La medida, impulsada por el Poder Ejecutivo como parte de su estrategia de seguridad, suspende garantías constitucionales en 226 municipios del país, incluyendo derechos como la libre circulación, la reunión pacífica y la inviolabilidad del domicilio.
Resultados oficiales vs. denuncias ciudadanas
Según cifras del gobierno, en lo que va de 2025:
- 93 municipios han reportado cero homicidios, lo que representa el 31% de la población nacional.
- El 89% del país mantiene cifras bajas de violencia.
- Se han desarticulado 51 estructuras criminales.
- Se han capturado 56 personas con fines de extradición.
- Se han realizado más de 58,000 allanamientos.
Estrategias de seguridad
*Honduras registra avances en la reducción de homicidios, muertes violentas de mujeres y accidentes de tránsito en 2025*
– Operaciones y estrategias de seguridad muestran resultados positivos a nivel nacional en 2025.

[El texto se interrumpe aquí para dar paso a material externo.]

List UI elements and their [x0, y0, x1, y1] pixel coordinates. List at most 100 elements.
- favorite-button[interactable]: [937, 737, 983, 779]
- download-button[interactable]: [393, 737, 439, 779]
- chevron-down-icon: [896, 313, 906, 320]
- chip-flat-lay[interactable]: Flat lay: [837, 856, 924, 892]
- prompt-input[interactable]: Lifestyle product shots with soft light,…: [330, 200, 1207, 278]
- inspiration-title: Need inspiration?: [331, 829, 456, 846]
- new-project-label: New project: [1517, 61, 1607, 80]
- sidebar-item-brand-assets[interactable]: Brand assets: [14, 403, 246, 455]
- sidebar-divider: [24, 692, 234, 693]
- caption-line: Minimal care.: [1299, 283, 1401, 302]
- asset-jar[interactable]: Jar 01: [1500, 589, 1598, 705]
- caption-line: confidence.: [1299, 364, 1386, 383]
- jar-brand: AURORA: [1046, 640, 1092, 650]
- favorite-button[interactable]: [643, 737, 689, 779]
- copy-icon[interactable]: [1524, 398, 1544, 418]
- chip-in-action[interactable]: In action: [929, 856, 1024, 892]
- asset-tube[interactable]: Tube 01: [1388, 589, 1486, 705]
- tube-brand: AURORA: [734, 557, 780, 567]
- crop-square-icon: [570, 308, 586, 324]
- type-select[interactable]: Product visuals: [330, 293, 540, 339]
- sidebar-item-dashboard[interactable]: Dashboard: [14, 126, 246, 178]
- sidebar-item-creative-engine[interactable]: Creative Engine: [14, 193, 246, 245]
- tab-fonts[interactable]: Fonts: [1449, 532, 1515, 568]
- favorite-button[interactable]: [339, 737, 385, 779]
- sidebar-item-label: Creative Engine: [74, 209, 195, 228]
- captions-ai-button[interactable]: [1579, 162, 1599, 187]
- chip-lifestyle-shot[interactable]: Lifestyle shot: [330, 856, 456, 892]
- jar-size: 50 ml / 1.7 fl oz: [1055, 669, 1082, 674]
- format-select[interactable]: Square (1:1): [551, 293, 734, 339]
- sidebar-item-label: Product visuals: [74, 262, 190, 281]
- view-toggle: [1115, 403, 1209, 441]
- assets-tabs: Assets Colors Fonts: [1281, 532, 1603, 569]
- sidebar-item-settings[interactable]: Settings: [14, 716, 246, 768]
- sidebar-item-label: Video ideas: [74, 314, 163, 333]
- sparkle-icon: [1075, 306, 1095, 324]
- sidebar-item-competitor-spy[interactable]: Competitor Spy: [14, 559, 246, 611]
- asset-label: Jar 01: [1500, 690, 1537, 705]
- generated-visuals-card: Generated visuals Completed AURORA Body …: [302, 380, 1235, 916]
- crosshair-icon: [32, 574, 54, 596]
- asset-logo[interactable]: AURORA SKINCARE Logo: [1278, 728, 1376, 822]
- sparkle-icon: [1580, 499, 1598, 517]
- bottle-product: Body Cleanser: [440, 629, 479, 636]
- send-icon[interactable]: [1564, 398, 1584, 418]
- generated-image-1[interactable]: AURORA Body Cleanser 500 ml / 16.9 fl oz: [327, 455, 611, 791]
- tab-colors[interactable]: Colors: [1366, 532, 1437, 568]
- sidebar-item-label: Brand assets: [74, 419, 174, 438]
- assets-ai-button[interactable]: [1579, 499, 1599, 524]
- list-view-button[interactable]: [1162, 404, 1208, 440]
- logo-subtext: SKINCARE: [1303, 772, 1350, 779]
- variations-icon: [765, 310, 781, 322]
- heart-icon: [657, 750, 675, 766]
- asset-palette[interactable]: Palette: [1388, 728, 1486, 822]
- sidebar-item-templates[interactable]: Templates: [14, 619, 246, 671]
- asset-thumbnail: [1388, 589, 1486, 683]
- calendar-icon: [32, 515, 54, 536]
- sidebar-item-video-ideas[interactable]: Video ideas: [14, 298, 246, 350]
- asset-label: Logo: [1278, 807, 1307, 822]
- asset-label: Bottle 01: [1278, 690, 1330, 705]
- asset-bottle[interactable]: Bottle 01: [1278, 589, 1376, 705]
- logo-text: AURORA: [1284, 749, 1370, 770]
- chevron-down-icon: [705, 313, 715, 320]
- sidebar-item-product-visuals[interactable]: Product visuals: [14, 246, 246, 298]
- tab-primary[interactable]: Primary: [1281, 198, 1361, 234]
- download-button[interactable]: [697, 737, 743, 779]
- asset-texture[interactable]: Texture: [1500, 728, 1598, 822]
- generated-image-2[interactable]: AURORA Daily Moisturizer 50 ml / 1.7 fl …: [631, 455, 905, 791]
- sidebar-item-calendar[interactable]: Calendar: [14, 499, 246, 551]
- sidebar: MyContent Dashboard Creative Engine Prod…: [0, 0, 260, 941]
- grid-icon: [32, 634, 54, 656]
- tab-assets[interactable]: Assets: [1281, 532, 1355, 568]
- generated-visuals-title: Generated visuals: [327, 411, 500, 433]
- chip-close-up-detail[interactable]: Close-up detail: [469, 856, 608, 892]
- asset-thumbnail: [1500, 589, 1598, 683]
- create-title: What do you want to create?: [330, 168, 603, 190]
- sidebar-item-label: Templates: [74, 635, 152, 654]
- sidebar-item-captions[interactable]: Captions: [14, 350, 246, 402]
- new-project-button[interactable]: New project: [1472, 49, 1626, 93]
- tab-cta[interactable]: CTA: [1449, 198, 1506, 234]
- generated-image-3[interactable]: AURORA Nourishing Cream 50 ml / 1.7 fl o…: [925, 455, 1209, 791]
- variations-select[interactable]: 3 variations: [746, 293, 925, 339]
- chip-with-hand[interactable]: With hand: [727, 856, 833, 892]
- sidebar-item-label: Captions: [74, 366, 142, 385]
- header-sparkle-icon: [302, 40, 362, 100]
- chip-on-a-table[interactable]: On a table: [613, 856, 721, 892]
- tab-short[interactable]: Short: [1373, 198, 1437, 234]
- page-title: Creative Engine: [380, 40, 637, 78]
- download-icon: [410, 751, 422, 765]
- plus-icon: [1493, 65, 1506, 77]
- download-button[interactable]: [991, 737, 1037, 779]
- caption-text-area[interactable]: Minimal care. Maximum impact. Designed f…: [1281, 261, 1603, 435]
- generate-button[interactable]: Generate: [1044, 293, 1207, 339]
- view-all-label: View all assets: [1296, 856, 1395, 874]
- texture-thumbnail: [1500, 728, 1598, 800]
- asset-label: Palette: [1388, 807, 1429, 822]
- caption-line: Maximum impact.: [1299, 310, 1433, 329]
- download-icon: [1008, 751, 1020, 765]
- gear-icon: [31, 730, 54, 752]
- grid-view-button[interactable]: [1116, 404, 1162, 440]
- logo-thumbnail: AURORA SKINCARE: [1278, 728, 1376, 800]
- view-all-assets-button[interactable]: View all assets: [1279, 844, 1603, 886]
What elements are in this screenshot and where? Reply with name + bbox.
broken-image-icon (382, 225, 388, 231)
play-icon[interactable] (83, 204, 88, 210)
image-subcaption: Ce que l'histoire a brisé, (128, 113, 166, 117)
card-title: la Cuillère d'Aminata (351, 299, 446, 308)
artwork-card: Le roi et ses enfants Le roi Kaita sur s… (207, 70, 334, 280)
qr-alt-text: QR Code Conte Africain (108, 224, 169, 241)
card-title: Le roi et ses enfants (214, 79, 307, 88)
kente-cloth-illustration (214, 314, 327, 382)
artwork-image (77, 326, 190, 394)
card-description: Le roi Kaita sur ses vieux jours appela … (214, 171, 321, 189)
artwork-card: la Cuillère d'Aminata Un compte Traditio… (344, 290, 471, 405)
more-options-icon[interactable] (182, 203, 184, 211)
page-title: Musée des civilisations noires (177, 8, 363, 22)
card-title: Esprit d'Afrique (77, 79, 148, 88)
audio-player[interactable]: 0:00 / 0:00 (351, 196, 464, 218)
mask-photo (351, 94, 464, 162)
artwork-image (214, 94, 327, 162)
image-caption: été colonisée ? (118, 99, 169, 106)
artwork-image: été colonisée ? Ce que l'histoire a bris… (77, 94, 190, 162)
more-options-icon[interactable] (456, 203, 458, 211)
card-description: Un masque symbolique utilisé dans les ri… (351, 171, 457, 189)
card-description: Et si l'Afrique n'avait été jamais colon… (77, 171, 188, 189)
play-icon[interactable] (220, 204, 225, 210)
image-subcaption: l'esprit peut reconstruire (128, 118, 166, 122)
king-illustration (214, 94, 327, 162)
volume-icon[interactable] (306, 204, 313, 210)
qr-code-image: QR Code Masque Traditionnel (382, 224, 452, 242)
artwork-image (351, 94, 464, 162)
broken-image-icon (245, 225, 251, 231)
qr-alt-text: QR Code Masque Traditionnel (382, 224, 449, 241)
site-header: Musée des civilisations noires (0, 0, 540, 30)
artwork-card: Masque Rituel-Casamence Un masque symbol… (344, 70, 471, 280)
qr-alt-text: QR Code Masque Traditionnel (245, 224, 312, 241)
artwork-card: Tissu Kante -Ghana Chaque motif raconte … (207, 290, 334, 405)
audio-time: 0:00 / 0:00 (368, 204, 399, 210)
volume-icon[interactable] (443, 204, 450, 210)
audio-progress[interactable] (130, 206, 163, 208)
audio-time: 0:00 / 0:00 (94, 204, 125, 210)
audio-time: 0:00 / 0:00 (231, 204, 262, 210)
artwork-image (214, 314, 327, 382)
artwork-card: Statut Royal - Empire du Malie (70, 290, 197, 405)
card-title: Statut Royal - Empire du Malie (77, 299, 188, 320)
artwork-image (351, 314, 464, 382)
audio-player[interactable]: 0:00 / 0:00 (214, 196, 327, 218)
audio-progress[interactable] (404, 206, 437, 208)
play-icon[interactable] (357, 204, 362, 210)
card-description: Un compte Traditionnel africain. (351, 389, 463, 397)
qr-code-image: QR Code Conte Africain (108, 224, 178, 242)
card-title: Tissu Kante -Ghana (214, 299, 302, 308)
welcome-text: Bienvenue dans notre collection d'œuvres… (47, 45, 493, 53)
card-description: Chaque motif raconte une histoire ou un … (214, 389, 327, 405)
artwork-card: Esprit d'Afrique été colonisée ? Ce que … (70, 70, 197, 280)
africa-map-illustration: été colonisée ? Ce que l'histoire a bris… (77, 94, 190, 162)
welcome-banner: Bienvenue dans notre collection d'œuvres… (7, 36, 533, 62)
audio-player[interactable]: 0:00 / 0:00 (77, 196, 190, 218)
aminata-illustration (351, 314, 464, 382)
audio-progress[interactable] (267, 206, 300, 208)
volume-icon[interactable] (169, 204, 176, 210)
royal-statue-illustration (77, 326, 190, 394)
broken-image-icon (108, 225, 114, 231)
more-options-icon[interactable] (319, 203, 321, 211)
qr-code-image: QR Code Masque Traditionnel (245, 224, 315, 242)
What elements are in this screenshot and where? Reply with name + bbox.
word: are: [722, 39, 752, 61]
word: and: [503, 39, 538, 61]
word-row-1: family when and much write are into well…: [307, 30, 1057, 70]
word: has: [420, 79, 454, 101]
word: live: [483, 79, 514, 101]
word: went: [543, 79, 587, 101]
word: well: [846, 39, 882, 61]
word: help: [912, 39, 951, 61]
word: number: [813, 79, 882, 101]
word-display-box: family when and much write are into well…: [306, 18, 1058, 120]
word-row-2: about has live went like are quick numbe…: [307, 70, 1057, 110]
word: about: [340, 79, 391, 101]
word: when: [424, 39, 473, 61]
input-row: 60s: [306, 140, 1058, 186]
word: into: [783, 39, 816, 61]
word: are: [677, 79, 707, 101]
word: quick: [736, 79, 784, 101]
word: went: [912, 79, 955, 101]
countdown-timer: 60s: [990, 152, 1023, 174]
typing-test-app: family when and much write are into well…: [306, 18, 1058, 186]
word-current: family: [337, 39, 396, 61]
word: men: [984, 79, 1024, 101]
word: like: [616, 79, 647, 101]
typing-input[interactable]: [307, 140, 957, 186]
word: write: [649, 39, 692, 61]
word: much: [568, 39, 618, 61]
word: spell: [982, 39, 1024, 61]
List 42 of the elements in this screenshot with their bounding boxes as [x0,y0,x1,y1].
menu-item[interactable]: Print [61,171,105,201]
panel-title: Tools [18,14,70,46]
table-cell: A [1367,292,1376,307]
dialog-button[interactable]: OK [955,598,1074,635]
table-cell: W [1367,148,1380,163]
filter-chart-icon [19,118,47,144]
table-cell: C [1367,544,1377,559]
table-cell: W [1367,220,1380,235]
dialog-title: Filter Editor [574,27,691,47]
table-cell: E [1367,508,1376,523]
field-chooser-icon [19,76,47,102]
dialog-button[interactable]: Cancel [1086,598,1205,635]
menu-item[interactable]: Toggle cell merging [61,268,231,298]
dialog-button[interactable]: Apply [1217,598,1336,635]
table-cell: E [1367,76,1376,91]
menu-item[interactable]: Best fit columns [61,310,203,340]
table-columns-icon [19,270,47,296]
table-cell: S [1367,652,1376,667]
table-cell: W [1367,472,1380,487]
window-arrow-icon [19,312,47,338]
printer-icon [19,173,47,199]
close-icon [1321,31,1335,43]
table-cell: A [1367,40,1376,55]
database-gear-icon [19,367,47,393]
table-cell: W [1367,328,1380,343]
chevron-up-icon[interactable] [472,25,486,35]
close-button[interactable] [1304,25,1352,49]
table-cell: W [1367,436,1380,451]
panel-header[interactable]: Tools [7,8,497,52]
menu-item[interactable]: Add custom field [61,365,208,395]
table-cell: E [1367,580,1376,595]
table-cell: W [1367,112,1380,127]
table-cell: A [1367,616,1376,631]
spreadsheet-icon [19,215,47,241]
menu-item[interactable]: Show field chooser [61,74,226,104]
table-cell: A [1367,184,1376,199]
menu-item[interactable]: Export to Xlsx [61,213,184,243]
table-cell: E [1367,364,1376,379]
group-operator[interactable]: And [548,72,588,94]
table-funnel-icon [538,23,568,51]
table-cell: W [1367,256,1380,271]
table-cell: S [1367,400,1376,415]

Tegucigalpa 25 de agosto 2025.- La… pic.twitter.com/58gBqeq9Ea— Gustavo Sanchez Velasquez (@hegusave) August 26, 2025
Cuestionamientos
Sin embargo, el Comisionado Nacional de los Derechos Humanos (Conadeh) ha documentado más de 1,000 denuncias por abusos cometidos en el marco del estado de excepción, incluyendo detenciones arbitrarias, tortura, destrucción de propiedad privada y violencia sexual.
Además, Honduras ha registrado más de 7,500 muertes violentas en lo que va del año, con un promedio de 8 asesinatos diarios, lo que pone en duda la efectividad real de la medida.
Sociedad civil exige revisión urgente
Diversas organizaciones de la sociedad civil han señalado que el estado de excepción se ha convertido en una estrategia permanente, sin controles democráticos ni evaluación pública.
El artículo 187 de la Constitución establece que cualquier decreto de suspensión de derechos debe ser ratificado por el Congreso Nacional en un plazo de 30 días.
Sin embargo, las últimas prórrogas han sido aprobadas únicamente por el Ejecutivo, lo que ha generado críticas de expertos constitucionalistas y líderes legislativos.